Fitbit was an early leader in the world of wearables. Its colorful, clip-on trackers took the fitness world by storm, attracting everyone from weekend warriors to frequent walkers, each looking to count their steps and calories burned.
Since the launch of Apple Watch, however, the brand has struggled. The tech giant has chipped away at the smartwatch market — it currently holds about 50 percent — and converted many Fitbit fans into Apple Watch loyalists.
But things may soon change in the tracker space. Alphabet is reportedly in talks to acquire Fitbit, which sent Fitbit shares up more than 30 percent in a single day.

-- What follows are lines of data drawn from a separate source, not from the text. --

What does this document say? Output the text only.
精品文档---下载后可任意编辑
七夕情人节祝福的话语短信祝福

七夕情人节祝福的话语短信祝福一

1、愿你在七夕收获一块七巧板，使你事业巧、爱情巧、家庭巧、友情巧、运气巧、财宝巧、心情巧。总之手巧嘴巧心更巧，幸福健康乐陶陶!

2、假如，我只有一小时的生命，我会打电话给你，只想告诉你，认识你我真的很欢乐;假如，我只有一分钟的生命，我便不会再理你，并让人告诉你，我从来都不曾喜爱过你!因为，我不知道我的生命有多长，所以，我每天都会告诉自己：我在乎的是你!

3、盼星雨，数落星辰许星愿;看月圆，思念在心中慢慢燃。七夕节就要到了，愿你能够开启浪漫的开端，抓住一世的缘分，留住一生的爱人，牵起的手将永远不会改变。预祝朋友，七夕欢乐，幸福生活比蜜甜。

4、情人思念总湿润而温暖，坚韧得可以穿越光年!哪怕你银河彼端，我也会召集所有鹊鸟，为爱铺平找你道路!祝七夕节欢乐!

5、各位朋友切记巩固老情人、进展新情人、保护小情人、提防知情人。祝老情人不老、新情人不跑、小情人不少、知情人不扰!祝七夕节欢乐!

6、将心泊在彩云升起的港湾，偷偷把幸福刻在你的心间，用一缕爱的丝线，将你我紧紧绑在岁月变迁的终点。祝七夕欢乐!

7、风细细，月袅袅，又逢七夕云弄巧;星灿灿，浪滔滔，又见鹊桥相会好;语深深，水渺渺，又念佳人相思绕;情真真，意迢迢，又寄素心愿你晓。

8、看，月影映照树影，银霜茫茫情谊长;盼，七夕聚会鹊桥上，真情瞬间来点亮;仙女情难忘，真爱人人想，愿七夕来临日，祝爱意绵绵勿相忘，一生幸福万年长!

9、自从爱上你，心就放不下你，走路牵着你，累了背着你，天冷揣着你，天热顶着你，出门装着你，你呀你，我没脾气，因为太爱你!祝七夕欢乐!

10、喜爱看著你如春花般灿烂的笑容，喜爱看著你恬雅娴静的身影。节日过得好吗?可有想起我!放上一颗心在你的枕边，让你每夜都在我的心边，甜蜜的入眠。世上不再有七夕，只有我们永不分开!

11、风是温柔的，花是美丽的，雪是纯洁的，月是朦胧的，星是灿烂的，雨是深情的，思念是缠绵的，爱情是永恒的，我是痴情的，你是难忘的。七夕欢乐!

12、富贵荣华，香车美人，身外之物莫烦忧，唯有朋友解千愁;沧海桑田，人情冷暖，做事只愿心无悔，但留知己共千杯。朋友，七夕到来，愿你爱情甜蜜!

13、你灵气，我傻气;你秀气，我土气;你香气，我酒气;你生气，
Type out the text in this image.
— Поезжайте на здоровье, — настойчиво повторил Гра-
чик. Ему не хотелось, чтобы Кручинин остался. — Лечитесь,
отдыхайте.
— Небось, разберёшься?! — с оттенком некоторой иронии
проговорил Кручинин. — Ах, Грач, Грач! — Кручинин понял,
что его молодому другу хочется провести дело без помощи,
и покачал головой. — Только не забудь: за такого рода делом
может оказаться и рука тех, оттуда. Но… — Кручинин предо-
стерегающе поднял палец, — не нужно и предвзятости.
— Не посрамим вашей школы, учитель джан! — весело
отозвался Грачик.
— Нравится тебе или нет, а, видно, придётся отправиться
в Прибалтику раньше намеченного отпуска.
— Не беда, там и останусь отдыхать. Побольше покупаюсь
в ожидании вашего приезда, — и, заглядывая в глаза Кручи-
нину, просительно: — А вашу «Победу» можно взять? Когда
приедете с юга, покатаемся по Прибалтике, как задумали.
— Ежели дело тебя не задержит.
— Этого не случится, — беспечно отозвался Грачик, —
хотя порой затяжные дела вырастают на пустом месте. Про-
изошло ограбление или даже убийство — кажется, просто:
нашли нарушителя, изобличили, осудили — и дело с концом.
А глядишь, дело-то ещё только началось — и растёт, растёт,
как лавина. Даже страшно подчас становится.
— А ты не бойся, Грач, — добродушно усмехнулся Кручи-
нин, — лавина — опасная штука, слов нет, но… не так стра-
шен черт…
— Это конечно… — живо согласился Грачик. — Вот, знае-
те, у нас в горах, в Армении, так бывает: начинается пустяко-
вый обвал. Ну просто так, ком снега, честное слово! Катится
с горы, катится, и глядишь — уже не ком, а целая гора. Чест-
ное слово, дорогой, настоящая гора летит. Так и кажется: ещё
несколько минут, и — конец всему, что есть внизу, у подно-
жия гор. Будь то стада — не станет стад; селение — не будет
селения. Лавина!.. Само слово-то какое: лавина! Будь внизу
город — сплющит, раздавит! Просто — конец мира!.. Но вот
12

While the buy would bring fresh life to the tracking brand, Fitbit customers may have concerns over privacy, wondering just how much data they're forking over to Alphabet. Fans of Apple, moreover, likely won't jump back over to Fitbit if they're already converts to the Apple Watch.
Still, if Alphabet can bring on the innovation, it may be able to draw in new Fitbit fans, making the purchase a good step.
In other Wall Street news, Lululemon almost had too good of a year. In order for its stock to stay this strong, it's going to have to be "flawless," according to one analyst. That's a tall order, considering the fickleness of the wellness customer. We predict a good year for the athleisure company. But flawless? Unlikely.